Unos fuertes golpecitos la despertaron bruscamente. Lydia tenía la cara aplastada contra el volante, la lengua pegada al paladar y el corazón acelerado. Levantó la cabeza y vio el rostro atónito de Jan mirándola a través de la ventanilla del coche.

—¿Qué haces ahí? —le oyó preguntar.

Eso, ¿qué hacía ahí? Estaba demasiado aturdida por el brusco despertar para poder hablar. Ignoraba qué estaba pasando. Miró a su alrededor. Por lo visto estaba en su coche. Estacionada en la calle Star. Era de día.

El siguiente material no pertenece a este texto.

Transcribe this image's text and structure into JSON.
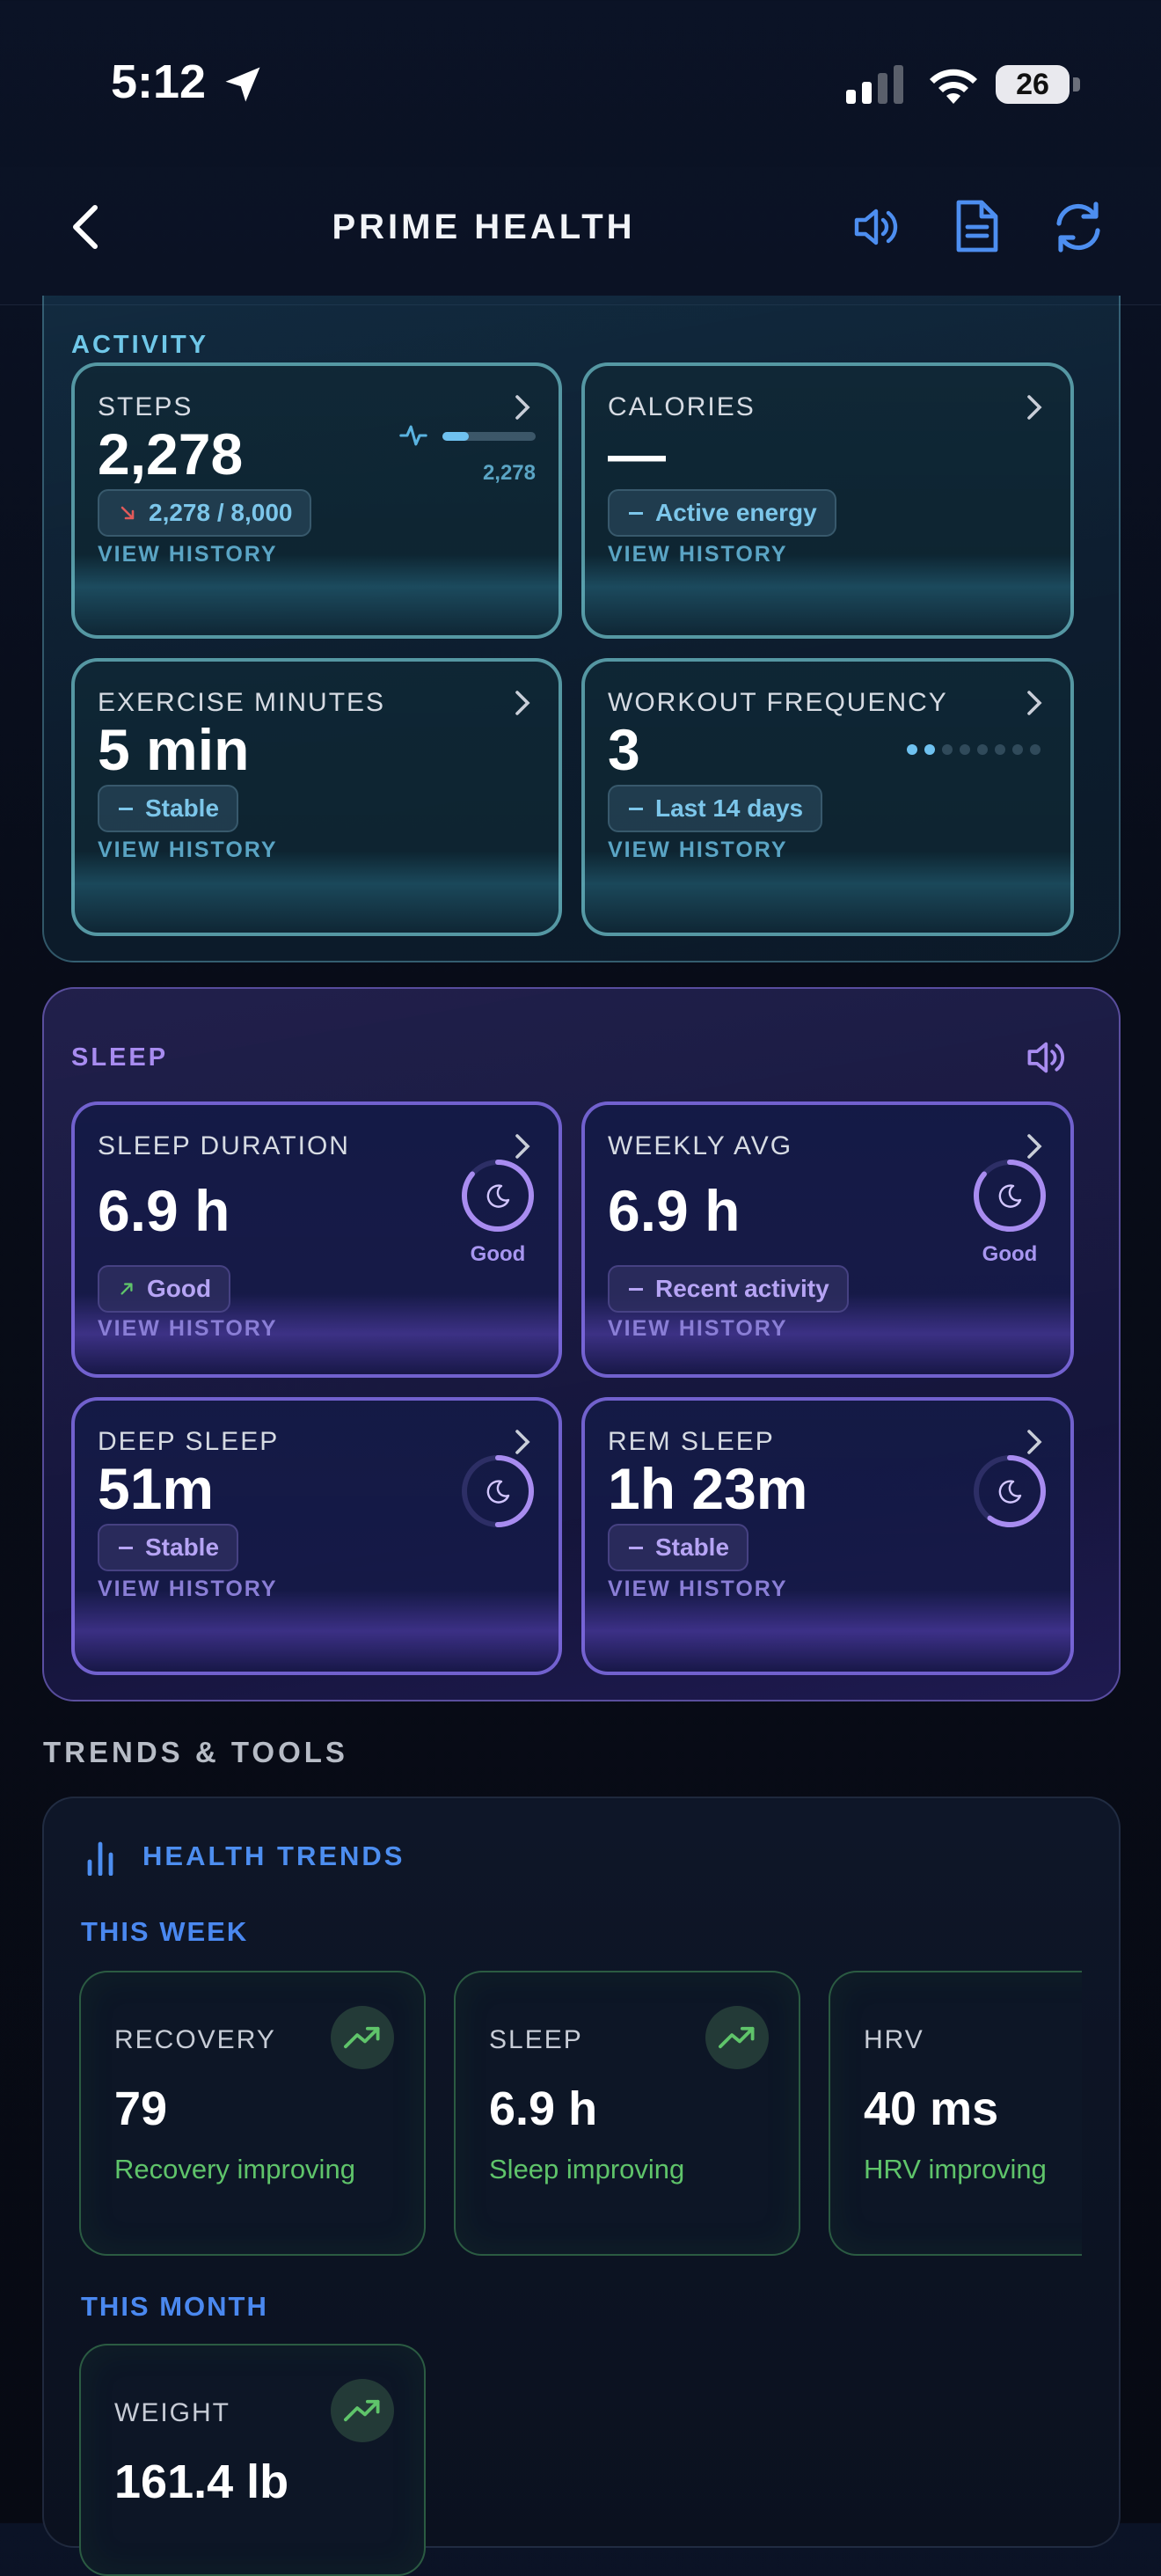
{
  "status_bar": {
    "time": "5:12",
    "battery": "26"
  },
  "header": {
    "title": "PRIME HEALTH"
  },
  "activity": {
    "label": "ACTIVITY",
    "steps": {
      "label": "STEPS",
      "value": "2,278",
      "badge": "2,278 / 8,000",
      "mini_value": "2,278",
      "progress": 0.28,
      "history": "VIEW HISTORY"
    },
    "calories": {
      "label": "CALORIES",
      "value": "—",
      "badge": "Active energy",
      "history": "VIEW HISTORY"
    },
    "exercise": {
      "label": "EXERCISE MINUTES",
      "value": "5 min",
      "badge": "Stable",
      "history": "VIEW HISTORY"
    },
    "workout": {
      "label": "WORKOUT FREQUENCY",
      "value": "3",
      "badge": "Last 14 days",
      "history": "VIEW HISTORY",
      "dots_filled": 2,
      "dots_total": 8
    }
  },
  "sleep": {
    "label": "SLEEP",
    "duration": {
      "label": "SLEEP DURATION",
      "value": "6.9 h",
      "ring_label": "Good",
      "badge": "Good",
      "history": "VIEW HISTORY",
      "ring_fraction": 0.86
    },
    "weekly": {
      "label": "WEEKLY AVG",
      "value": "6.9 h",
      "ring_label": "Good",
      "badge": "Recent activity",
      "history": "VIEW HISTORY",
      "ring_fraction": 0.86
    },
    "deep": {
      "label": "DEEP SLEEP",
      "value": "51m",
      "badge": "Stable",
      "history": "VIEW HISTORY",
      "ring_fraction": 0.5
    },
    "rem": {
      "label": "REM SLEEP",
      "value": "1h 23m",
      "badge": "Stable",
      "history": "VIEW HISTORY",
      "ring_fraction": 0.6
    }
  },
  "trends": {
    "heading": "TRENDS & TOOLS",
    "panel_title": "HEALTH TRENDS",
    "this_week": "THIS WEEK",
    "this_month": "THIS MONTH",
    "week_cards": [
      {
        "label": "RECOVERY",
        "value": "79",
        "sub": "Recovery improving"
      },
      {
        "label": "SLEEP",
        "value": "6.9 h",
        "sub": "Sleep improving"
      },
      {
        "label": "HRV",
        "value": "40 ms",
        "sub": "HRV improving"
      }
    ],
    "month_cards": [
      {
        "label": "WEIGHT",
        "value": "161.4 lb"
      }
    ]
  },
  "colors": {
    "accent_blue": "#4a88f0",
    "cyan": "#6fc7e8",
    "purple": "#a88cf0",
    "green": "#5fc46a"
  }
}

Hacía sol.

—Pensaba que habías tenido infarto. —Jan sonaba esperanzado.

Con mano torpe, Lydia bajó la ventanilla.

—¿Qué hora es? —Tenía la voz pastosa.

—Las nueve y media.

—¿De la mañana? —Desde que hacía el turno de noche el reloj de su cuerpo se había vuelto loco.

—De la mañana. Me voy a trabajar. Segundo turno.

Lydia hizo memoria. Después de los tres cafés y el donut había conseguido el pasajero de sus sueños, nada menos que hasta Skerries. Pero su suerte acabó ahí. Cuando regresó al centro de la ciudad, esperó más de una hora en una fila interminable de taxis y a las siete tiró la toalla. Regresó a casa, estacionó en la calle Star y cayó en la cuenta de que era domingo y Andrei seguiría durmiendo, de modo que decidió esperar. Debía haberse dormido en algún momento.

—¿Tengo una marca en la cara? —preguntó—. ¿Del volante?

—Sí. Eres una persona Toyota ahora y para siempre.

—¿Está…? Eh… ¿Quién hay en casa?

—Nadie. Andrei ha salido.

Era cuanto necesitaba saber.

Entró en el piso y aunque la asaltó una necesidad imperiosa de meterse en la red, primero necesitaba una ducha. Seguía sin gustarle el agua, pero los últimos días, durante los breves segundos que pasaba bajo el chorro hirviente, se frotaba la piel hasta dejarla roja y escocida, en un intento de borrar las sucias caricias de Andrei. ¡Puaj!